2016-06-17 09:01:39 | 読書ノート
アルビン・E.ロス『Who Gets What : マッチメイキングとマーケットデザインの新しい経済学』櫻井祐子, 日本経済新聞出版社, 2016.

  経済学。マッチング理論およびマーケットデザイン研究についての一般向け解説書である。著者は2012年のノーベル経済学賞受賞者。本書でも説明されているように、もともとはゲーム理論家だったが、その後に腎臓移植ネットワークの設計や、ボストン市やニューヨーク市の公立学校の入学資格の割当制度の設計に関わってきたとのこと。原書はWho gets what - and why: The new economics of matchmaking and market design (HMH, 2015.)である。

  マッチングとマーケットデザインの位置づけと、実際の応用例の説明が本書の中心となっている。旧来の経済学は「コモディティ」すなわち価格がすべてのシグナルとなる財の市場を扱ってきた。これに対し著者は、価格システムの導入がはばかられるモノの取引もまた「市場」だとする。臓器や、医学生のインターシップ先や、特定の学校への入学資格がそうだ。これらにも最適な配分法がある。そうした方法が著者が定式化した「受入れ保留アルゴリズム」である。(のだが、アルゴリズムの説明は言葉だけによるもので、現実に応用できるほど詳しくない。この点は、新書ながら坂井著『マーケットデザイン』の方が詳細である)。とはいえ、本書はこの分野の可能性がよくわかる好著だろう。

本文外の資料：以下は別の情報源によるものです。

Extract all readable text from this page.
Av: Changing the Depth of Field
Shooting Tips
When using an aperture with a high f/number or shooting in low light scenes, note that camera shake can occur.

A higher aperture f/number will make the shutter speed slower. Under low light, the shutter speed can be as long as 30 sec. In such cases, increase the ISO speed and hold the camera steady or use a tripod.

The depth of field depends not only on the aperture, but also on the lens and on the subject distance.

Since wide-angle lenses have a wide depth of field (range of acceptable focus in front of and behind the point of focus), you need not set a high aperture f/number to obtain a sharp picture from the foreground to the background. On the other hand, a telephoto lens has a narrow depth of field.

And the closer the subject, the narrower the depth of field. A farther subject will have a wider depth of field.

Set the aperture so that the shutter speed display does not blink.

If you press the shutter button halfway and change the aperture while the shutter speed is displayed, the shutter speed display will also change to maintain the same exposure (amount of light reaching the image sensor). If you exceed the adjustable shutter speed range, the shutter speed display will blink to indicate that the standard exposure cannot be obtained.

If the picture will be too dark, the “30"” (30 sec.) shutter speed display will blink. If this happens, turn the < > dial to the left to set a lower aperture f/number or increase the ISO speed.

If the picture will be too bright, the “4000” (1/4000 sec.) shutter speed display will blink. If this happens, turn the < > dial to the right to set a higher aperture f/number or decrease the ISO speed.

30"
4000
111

  なお、本書の標題紙およびカバーのタイトル表記と、奥付のタイトル表記が異なっている。前者には微妙なフォントでどこにかかるのかわからない"and Why"の記載があるが、後者にはない。また、それぞれ"フー・ゲッツ・ホワット"というカタカナ表記も入っている。図書館情報学者という職業柄、この点を図書館の目録や販売書誌がどう処理しているのかが気になってしまい、ちょこっとだけ調べた。結果は下記。アルファベットを半角にするか全角にするかだけで決断を迫られる領域なのだが、それに加えて主副および相互の関係がわかりづらい語句が並んでおり、カタロガー泣かせの本である。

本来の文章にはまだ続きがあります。